On the second day of the Google I/O 2024 conference, Google said Wednesday that it will add new security and privacy protections to Android, including live on-device threat detection to detect malicious apps, new screen sharing safeguards, and a Better security against Cell Site Simulators.
The company said it is increasing the device’s ability of its Google Play Protect system to detect rogue apps that try to violate sensitive permissions. It also uses AI to detect if applications try to interact with other services and applications in an unauthorized manner.
Google said that if the system is sure of malicious behavior, it automatically disables the app. Otherwise, alert the company for a review and then alert the users.
The company said the system uses Private Compute Core, a sandbox to securely process data from sensors such as a microphone, camera and display. Several OEMs in the Android ecosystem, including Google, Oppo, Honor, Lenovo, OnePlus, Nothing, Transsion, and Sharp, will implement live threat detection later this year.
In October, Google introduced a system to automatically scan downloaded apps for fraudulent behavior and alert users. However, TechCrunch found that the tool was unable to scan all potentially dangerous apps.

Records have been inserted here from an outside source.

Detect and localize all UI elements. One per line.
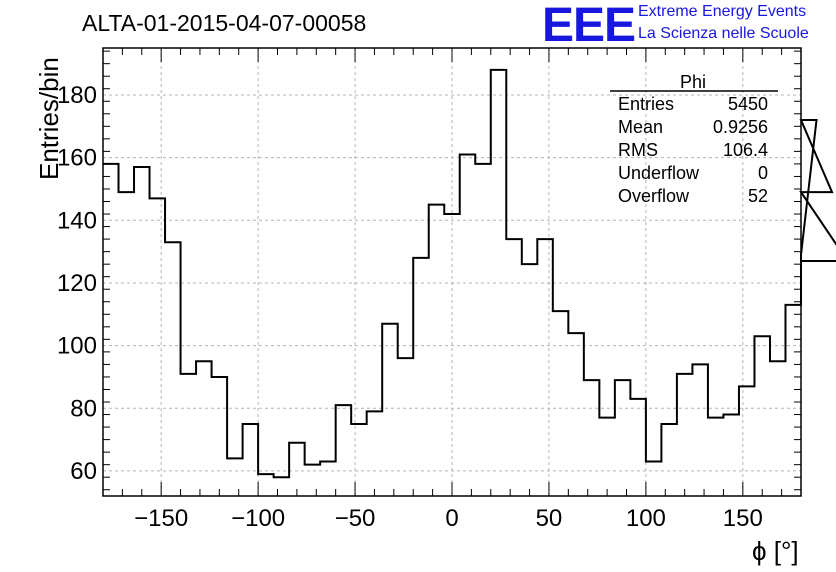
histogram-bin <box>770 361 786 496</box>
stats-label-rms: RMS <box>618 140 658 160</box>
stats-value-rms: 106.4 <box>722 140 768 160</box>
stats-value-entries: 5450 <box>727 94 768 114</box>
histogram-bin <box>444 214 460 496</box>
stats-label-mean: Mean <box>618 117 664 137</box>
histogram-bin <box>754 336 770 496</box>
histogram-bin <box>677 374 693 496</box>
histogram-bin <box>646 462 662 496</box>
logo-line-1: Extreme Energy Events <box>638 3 807 20</box>
histogram-bin <box>723 415 739 496</box>
y-tick-label: 120 <box>57 270 97 297</box>
histogram-bin <box>506 239 522 496</box>
y-tick-label: 140 <box>57 207 97 234</box>
histogram-bin <box>630 399 646 496</box>
histogram-bin <box>258 474 274 496</box>
x-axis-label: ϕ [°] <box>752 536 799 566</box>
x-tick-label: −150 <box>134 505 188 532</box>
histogram-bin <box>243 424 259 496</box>
histogram-bin <box>398 358 414 496</box>
y-tick-label: 160 <box>57 145 97 172</box>
histogram-bin <box>568 333 584 496</box>
x-tick-label: 50 <box>536 505 563 532</box>
stats-value-mean: 0.9256 <box>712 117 768 137</box>
histogram-bin <box>785 305 801 496</box>
histogram-bin <box>165 242 181 496</box>
histogram-bin <box>196 361 212 496</box>
histogram-bin <box>351 424 367 496</box>
histogram-bin <box>599 418 615 496</box>
stats-box-title: Phi <box>680 72 707 92</box>
x-tick-label: 100 <box>626 505 666 532</box>
histogram-bin <box>336 405 352 496</box>
stats-label-entries: Entries <box>618 94 675 114</box>
histogram-line <box>103 68 836 479</box>
histogram-bin <box>305 465 321 496</box>
eee-logo: EEE <box>542 0 636 52</box>
histogram-bin <box>227 458 243 496</box>
histogram-bin <box>119 192 135 496</box>
x-tick-label: 0 <box>445 505 458 532</box>
y-axis-label: Entries/bin <box>34 57 64 180</box>
stats-value-overflow: 52 <box>747 186 768 206</box>
histogram-bin <box>475 164 491 496</box>
histogram-bin <box>289 443 305 496</box>
histogram-bin <box>708 418 724 496</box>
histogram-bin <box>739 386 755 496</box>
histogram-bin <box>274 477 290 496</box>
histogram-bin <box>692 364 708 496</box>
histogram-bin <box>134 167 150 496</box>
stats-value-underflow: 0 <box>757 163 768 183</box>
histogram-bin <box>212 377 228 496</box>
histogram-bin <box>584 380 600 496</box>
histogram-bin <box>460 155 476 496</box>
stats-label-overflow: Overflow <box>618 186 690 206</box>
x-tick-label: 150 <box>723 505 763 532</box>
histogram-bin <box>537 239 553 496</box>
x-tick-label: −100 <box>231 505 285 532</box>
chart-title: ALTA-01-2015-04-07-00058 <box>82 10 367 36</box>
x-tick-label: −50 <box>335 505 376 532</box>
histogram-bin <box>181 374 197 496</box>
y-tick-label: 80 <box>70 395 97 422</box>
histogram-bin <box>553 311 569 496</box>
histogram-bin <box>661 424 677 496</box>
y-tick-label: 60 <box>70 458 97 485</box>
histogram-bin <box>429 205 445 496</box>
logo-line-2: La Scienza nelle Scuole <box>638 25 809 42</box>
histogram-bin <box>491 70 507 496</box>
histogram-bin <box>320 462 336 496</box>
histogram-bin <box>522 264 538 496</box>
histogram-bin <box>382 324 398 496</box>
y-tick-label: 180 <box>57 82 97 109</box>
stats-label-underflow: Underflow <box>618 163 700 183</box>
histogram-bin <box>150 198 166 496</box>
histogram-bin <box>367 411 383 496</box>
histogram-bin <box>615 380 631 496</box>
y-tick-label: 100 <box>57 333 97 360</box>
histogram-bin <box>413 258 429 496</box>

“Live threat detection will observe the behavior of all apps on your device, regardless of their installation source, and continually look for signs of abuse and malicious behavior. “It is especially useful for detecting apps that could cloak or obfuscate your behavior to avoid detection,” a Google spokesperson said.
New protections for Android 15
Google is making it harder for downloaded apps to directly access sensitive permissions. To do this, it is expanding Android 13’s restricted settings feature to include downloaded apps, web browsers, messaging apps, and file managers. This means that users will need to explicitly allow certain permissions to access these apps after installation.
The search giant is also working on features to prevent rogue apps from reading one-time passwords (OTPs). With Android 15, Google will hide codes in notifications by default. The only expectation of this change is for portable companion applications.
The company also hides the content of notifications from participants during a remote screen sharing session. Similarly, entering a username and password will hide the screen from remote viewers.
With Android 15, users can choose to share content from an app during a screen share instead of sharing all activities on their devices. The feature is currently available on Pixel phones.
Advanced security against network threats
Google is adding protections against threats posed by cell site simulators that spy on network activity such as calls and SMS. The company will now notify users about unencrypted cellular networks to save them from SMS fraud.
The company said it would also notify users such as journalists or dissidents if a proxy cell station attempted to monitor their activity.